Depends on how you define the update operation; you can specify a script which can only change the value as oppose to deleting the whole document.
exclude, the configuration settings give you access to all the update options in Elastic.
Thanks this is good to know but not sure these mappings help. First I don't know anything about the structure of the document at the time I am trying to do the equivalent of upserting a double value into the doc properties.
This seems like a very simple use case where I'm adding a possibly new property to a doc but rdd.saveToEs overwrites the entire doc with the Map in each rdd element.
The include/excluse docs seem to be talking about pruning unneeded data from a doc so maybe I misunderstand things.

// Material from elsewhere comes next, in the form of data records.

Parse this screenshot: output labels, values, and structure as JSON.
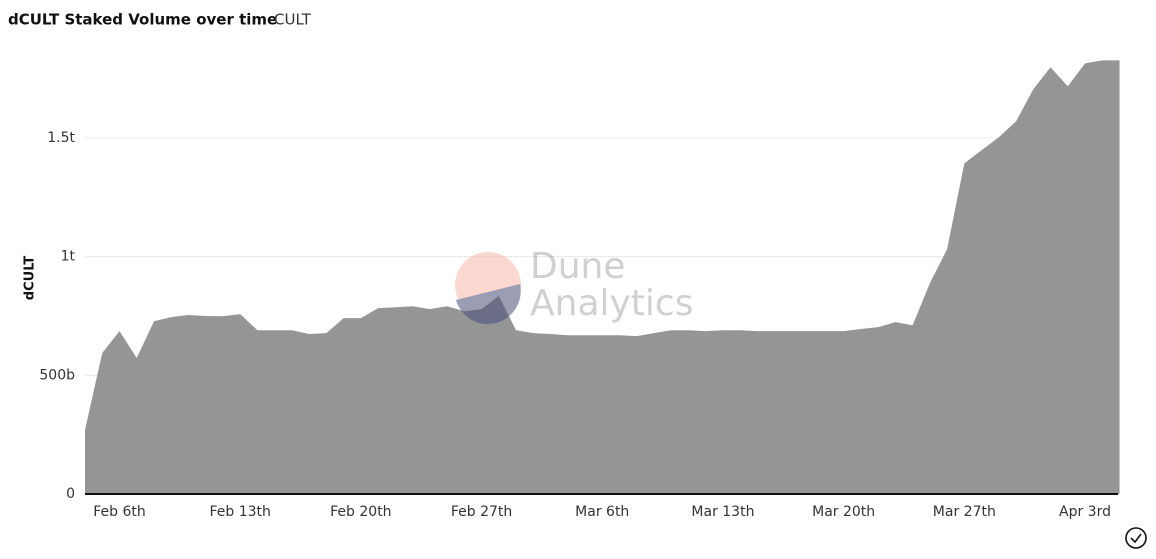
{
  "chart_data": {
    "type": "area",
    "title": "dCULT Staked Volume over time",
    "subtitle": "CULT",
    "y_label": "dCULT",
    "watermark": [
      "Dune",
      "Analytics"
    ],
    "categories": [
      null,
      null,
      "Feb 6th",
      null,
      null,
      null,
      null,
      null,
      null,
      "Feb 13th",
      null,
      null,
      null,
      null,
      null,
      null,
      "Feb 20th",
      null,
      null,
      null,
      null,
      null,
      null,
      "Feb 27th",
      null,
      null,
      null,
      null,
      null,
      null,
      "Mar 6th",
      null,
      null,
      null,
      null,
      null,
      null,
      "Mar 13th",
      null,
      null,
      null,
      null,
      null,
      null,
      "Mar 20th",
      null,
      null,
      null,
      null,
      null,
      null,
      "Mar 27th",
      null,
      null,
      null,
      null,
      null,
      null,
      "Apr 3rd",
      null,
      null
    ],
    "values": [
      270000000000.0,
      594000000000.0,
      686000000000.0,
      573000000000.0,
      728000000000.0,
      745000000000.0,
      754000000000.0,
      750000000000.0,
      749000000000.0,
      758000000000.0,
      690000000000.0,
      690000000000.0,
      690000000000.0,
      674000000000.0,
      678000000000.0,
      741000000000.0,
      741000000000.0,
      783000000000.0,
      787000000000.0,
      791000000000.0,
      779000000000.0,
      791000000000.0,
      770000000000.0,
      779000000000.0,
      834000000000.0,
      690000000000.0,
      678000000000.0,
      674000000000.0,
      669000000000.0,
      669000000000.0,
      669000000000.0,
      669000000000.0,
      665000000000.0,
      678000000000.0,
      690000000000.0,
      690000000000.0,
      686000000000.0,
      690000000000.0,
      690000000000.0,
      686000000000.0,
      686000000000.0,
      686000000000.0,
      686000000000.0,
      686000000000.0,
      686000000000.0,
      695000000000.0,
      703000000000.0,
      724000000000.0,
      711000000000.0,
      888000000000.0,
      1031000000000.0,
      1393000000000.0,
      1448000000000.0,
      1503000000000.0,
      1570000000000.0,
      1705000000000.0,
      1798000000000.0,
      1718000000000.0,
      1814000000000.0,
      1827000000000.0,
      1827000000000.0
    ],
    "color": "#959595",
    "ylim": [
      0,
      1900000000000.0
    ],
    "yticks": [
      0,
      {
        "value": 500000000000.0,
        "label": "500b"
      },
      {
        "value": 1000000000000.0,
        "label": "1t"
      },
      {
        "value": 1500000000000.0,
        "label": "1.5t"
      }
    ],
    "grid": true
  }
}
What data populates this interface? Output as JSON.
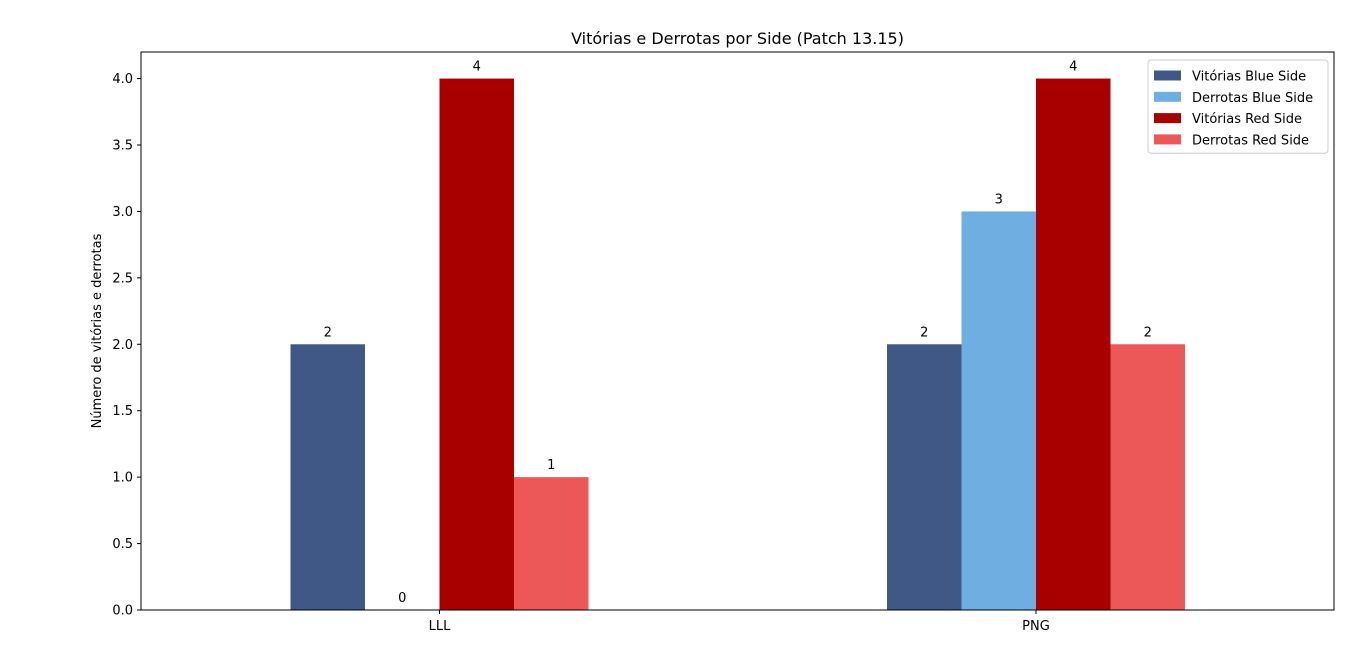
{
  "chart_data": {
    "type": "bar",
    "title": "Vitórias e Derrotas por Side (Patch 13.15)",
    "xlabel": "",
    "ylabel": "Número de vitórias e derrotas",
    "categories": [
      "LLL",
      "PNG"
    ],
    "ylim": [
      0,
      4.2
    ],
    "yticks": [
      0.0,
      0.5,
      1.0,
      1.5,
      2.0,
      2.5,
      3.0,
      3.5,
      4.0
    ],
    "ytick_labels": [
      "0.0",
      "0.5",
      "1.0",
      "1.5",
      "2.0",
      "2.5",
      "3.0",
      "3.5",
      "4.0"
    ],
    "grid": false,
    "legend_position": "top-right",
    "series": [
      {
        "name": "Vitórias Blue Side",
        "values": [
          2,
          2
        ],
        "color": "#3f5885"
      },
      {
        "name": "Derrotas Blue Side",
        "values": [
          0,
          3
        ],
        "color": "#6faee0"
      },
      {
        "name": "Vitórias Red Side",
        "values": [
          4,
          4
        ],
        "color": "#a80000"
      },
      {
        "name": "Derrotas Red Side",
        "values": [
          1,
          2
        ],
        "color": "#ec5757"
      }
    ]
  }
}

To be clear one element of the rdd is something like a Scala tuple
("doc1", Map(("popularity" -> 1.0d)). I know doc1 has other fields but only want to write the "popularity" double field. If I use
include mapping for "popularity won't this just erase the rest of the doc?
include all with * and give it the Map above? Will that leave all fields alone and overwrite the "popularity" field?
I think you misunderstand how
update works in Elasticsearch. ES-Spark doesn't change its semantics rather exposes them in a way that's convenient in Spark.
Take a look at the Elasticsearch documentation - start for example with this section in the reference guide on partial updates which is what you are looking for.